Незнакомец медленно поднял голову, руки плавно скользнули по сторонам, и через мгновение, лежавший на земле малыш воспарил в воздух…
Небо ярко вспыхнуло…
Прохладный ветерок приятно развеял волосы Турека, обдав свежестью. Он открыл глаза. Сверху на принца смотрело тихое, безоблачное небо, усыпанное мириадами звезд. Ярко светила луна. Откуда-то издалека до слуха донеслось тихое уханье филина. Герцог огляделся и понял, что стоит на кладбище совсем один. Исчез незнакомец в балахоне, исчезли старики. Рядом спокойно спал завернутый в простыню ребенок.
***
Все было готово. Пахло керосином. Фарел чувствовал, как начала кружиться голова и прикрыл нос рукавом, чтобы сбить запах. Совершенно не хотелось ни о чем думать. В пустой голове звенело. Да и это было бы излишним, неуместным. Пустым. Сколько нужно будет вина, чтобы забыть все это? Эти воспоминания, эту вонь…
Толстяк сжал кулаки и выплеснул остатки керосина на свой рабочий стол. Брызги попали на документы и несколько капель скатилось по табличке в самом центре стала, той самой, которую толстяк столько лет хранил и берег. Сердце больно сжималось в груди. Он знал, что другого выхода нет и не обманывал себя. Все прежние выводы и доводы казались ошибками. Сдутым шариком, лопнувшим мыльным пузырем. Следовало устыдиться. Но перед кем? Кого он обманывал? Уж не самого ли себя? Это низко, подло. Но не низкими ли, не подлыми были его мотивы? Он думал, что это два разных человека – сейчас и тридцать лет назад. Он думал, что изменился в лучшую сторону, забыл подробности. Умело исчезли факты. Ведь так? Так…. Не может быть по-другому. Были же слезы, были страдания. Он понимал, что все это было лишь пленкой, скрывающей наказание. Как все понятно сейчас. Толстяк поймал свой взгляд в отражении зеркала, которое висело на стене.
– Слизняк… – прошептал Фарел.
Мелочное, каверзное существо. Он понимал, что это заслуженные страдания. Он знал, что конец этому никогда не придет? По щеке потекли жаркие, горькие слезы. Красивый, чудный ребенок…. Из соседней комнаты Фарел слышал доносившийся детский плач. Старик закрыл глаза и сглотнул накопившуюся слюну. Ноги дрожали.
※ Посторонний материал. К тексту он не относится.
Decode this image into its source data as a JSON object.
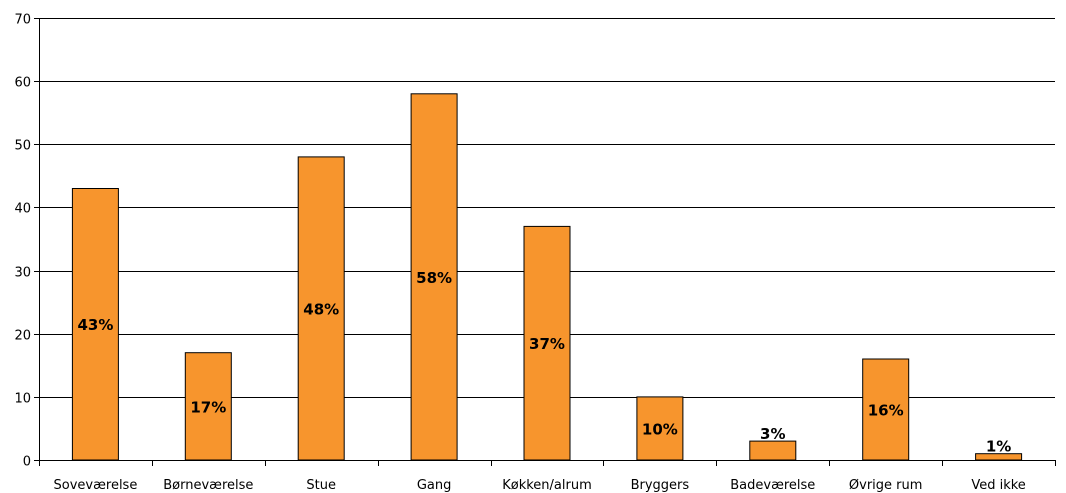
{
  "chart_data": {
    "type": "bar",
    "categories": [
      "Soveværelse",
      "Børneværelse",
      "Stue",
      "Gang",
      "Køkken/alrum",
      "Bryggers",
      "Badeværelse",
      "Øvrige rum",
      "Ved ikke"
    ],
    "values": [
      43,
      17,
      48,
      58,
      37,
      10,
      3,
      16,
      1
    ],
    "data_labels": [
      "43%",
      "17%",
      "48%",
      "58%",
      "37%",
      "10%",
      "3%",
      "16%",
      "1%"
    ],
    "ylim": [
      0,
      70
    ],
    "yticks": [
      0,
      10,
      20,
      30,
      40,
      50,
      60,
      70
    ],
    "ytick_labels": [
      "0",
      "10",
      "20",
      "30",
      "40",
      "50",
      "60",
      "70"
    ],
    "grid": true,
    "legend": false,
    "bar_color": "#f7952d",
    "bar_stroke": "#000000",
    "grid_color": "#000000"
  }
}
«Так не должно быть» – подумал он – «Я каюсь».
Он почувствовал во рту привкус крови. Фарел прикусил язык. Он нервничал. Но что он мог сделать теперь, когда начатое следовало довести до конца? Он огляделся. Керосином было залито все. Искра и здание загорится как новогодняя елка. Где-то внизу с парой гнедых ждал Хелс. Комиссар нащупал в кармане спичечный коробок.
«Убийца» – пронеслось в голове.
Сжав в одной руке спичечный коробок, а в другой пустую бутылку из-под керосина, Фарел нерешительно зашел в комнату, в которой лежал в корзине ребенок. Сердце сжалось, а бутылка, которую он держал в руке, соскользнула вниз и вдребезги разлетелась о каменный пол. Старик не выдержал и отвернулся.
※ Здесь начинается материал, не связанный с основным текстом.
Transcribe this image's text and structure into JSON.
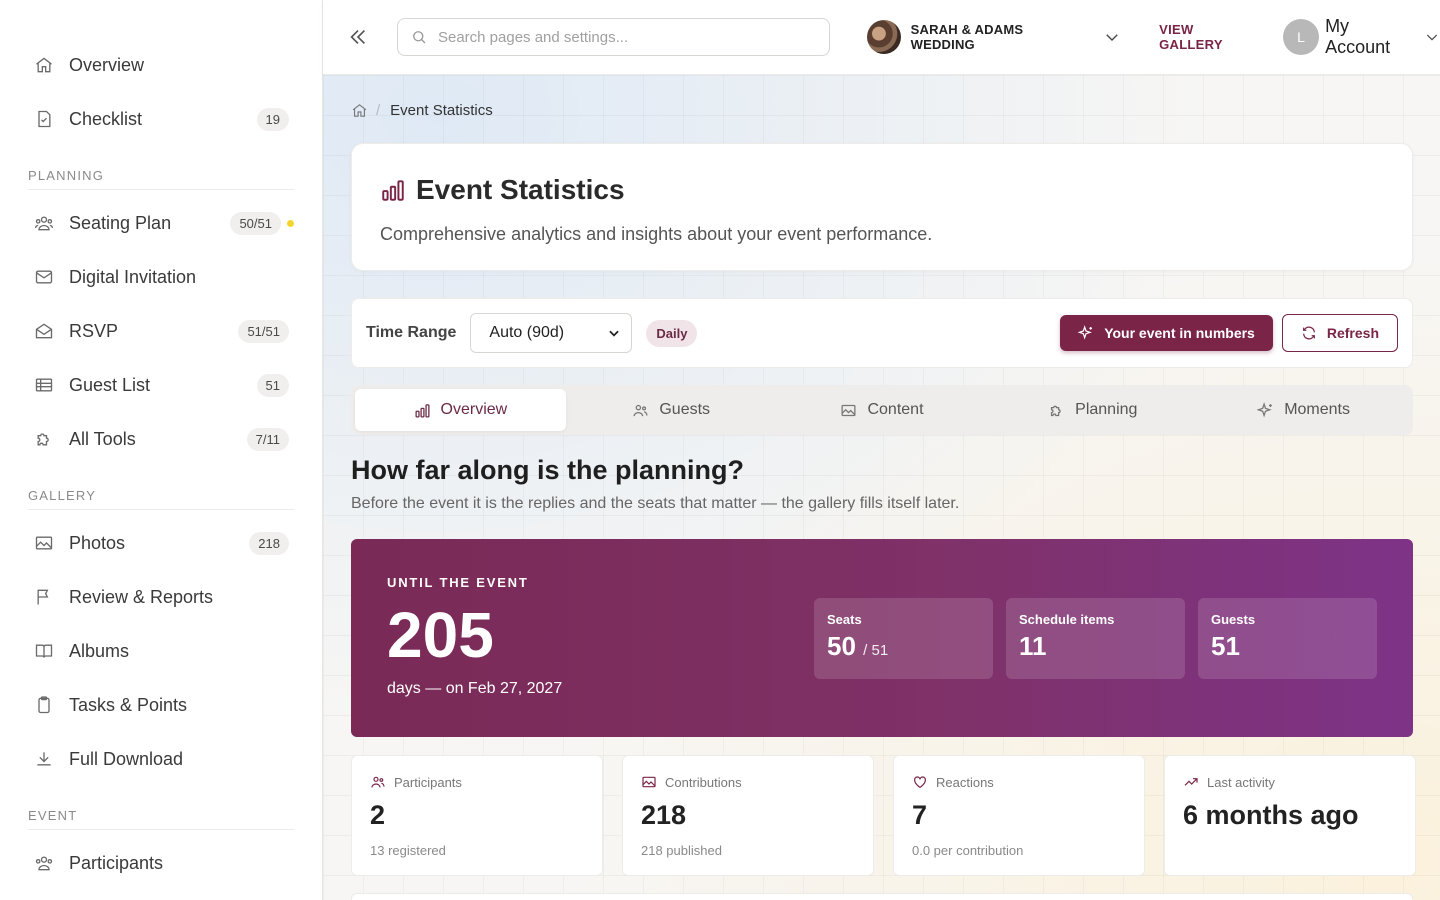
{
  "sidebar": {
    "top_items": [
      {
        "label": "Overview",
        "badge": ""
      },
      {
        "label": "Checklist",
        "badge": "19"
      }
    ],
    "sections": [
      {
        "heading": "PLANNING",
        "items": [
          {
            "label": "Seating Plan",
            "badge": "50/51"
          },
          {
            "label": "Digital Invitation",
            "badge": ""
          },
          {
            "label": "RSVP",
            "badge": "51/51"
          },
          {
            "label": "Guest List",
            "badge": "51"
          },
          {
            "label": "All Tools",
            "badge": "7/11"
          }
        ]
      },
      {
        "heading": "GALLERY",
        "items": [
          {
            "label": "Photos",
            "badge": "218"
          },
          {
            "label": "Review & Reports",
            "badge": ""
          },
          {
            "label": "Albums",
            "badge": ""
          },
          {
            "label": "Tasks & Points",
            "badge": ""
          },
          {
            "label": "Full Download",
            "badge": ""
          }
        ]
      },
      {
        "heading": "EVENT",
        "items": [
          {
            "label": "Participants",
            "badge": ""
          }
        ]
      }
    ],
    "seating_dot_color": "#f5d430"
  },
  "header": {
    "search_placeholder": "Search pages and settings...",
    "event_name": "SARAH & ADAMS WEDDING",
    "view_gallery": "VIEW GALLERY",
    "account_initial": "L",
    "account_label": "My Account"
  },
  "breadcrumb": {
    "current": "Event Statistics"
  },
  "page": {
    "title": "Event Statistics",
    "subtitle": "Comprehensive analytics and insights about your event performance."
  },
  "controls": {
    "time_range_label": "Time Range",
    "time_range_value": "Auto (90d)",
    "granularity": "Daily",
    "numbers_button": "Your event in numbers",
    "refresh_button": "Refresh"
  },
  "tabs": [
    "Overview",
    "Guests",
    "Content",
    "Planning",
    "Moments"
  ],
  "active_tab": "Overview",
  "planning": {
    "title": "How far along is the planning?",
    "subtitle": "Before the event it is the replies and the seats that matter — the gallery fills itself later."
  },
  "countdown": {
    "kicker": "UNTIL THE EVENT",
    "days": "205",
    "note": "days — on Feb 27, 2027",
    "stats": [
      {
        "label": "Seats",
        "value": "50",
        "suffix": "/ 51"
      },
      {
        "label": "Schedule items",
        "value": "11",
        "suffix": ""
      },
      {
        "label": "Guests",
        "value": "51",
        "suffix": ""
      }
    ]
  },
  "kpis": [
    {
      "icon": "users-icon",
      "label": "Participants",
      "value": "2",
      "sub": "13 registered"
    },
    {
      "icon": "image-icon",
      "label": "Contributions",
      "value": "218",
      "sub": "218 published"
    },
    {
      "icon": "heart-icon",
      "label": "Reactions",
      "value": "7",
      "sub": "0.0 per contribution"
    },
    {
      "icon": "trend-icon",
      "label": "Last activity",
      "value": "6 months ago",
      "sub": ""
    }
  ],
  "colors": {
    "accent": "#7a2448",
    "banner_start": "#7a2a55",
    "banner_end": "#7e3387"
  }
}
– Я не могу, – прошептал Фарел.
Ребенка подкинули вчера. Настоящего малыша, а не этого, что лежал сейчас в корзине… наследника. Примерно через час сюда должна была прийти нянечка, чтобы провести ночь с ним, а уже завтра за ним должны приехать из приюта или же из одной из гильдий. Этого нельзя было допускать. Оно дало четкие указания.
– Я не могу убить дитя! – Фарел застонал.
Он сжал спичечный коробок и яростно взметнул руку, чтобы выбросить его на пол. Но взметнувшаяся, было рука, замерла…. Глаза Фарела от удивления поползли вверх. Он смотрел на свои руки, которые словно сами по себе разжались. Пальцы умело достали из коробки чудом уцелевшую спичку.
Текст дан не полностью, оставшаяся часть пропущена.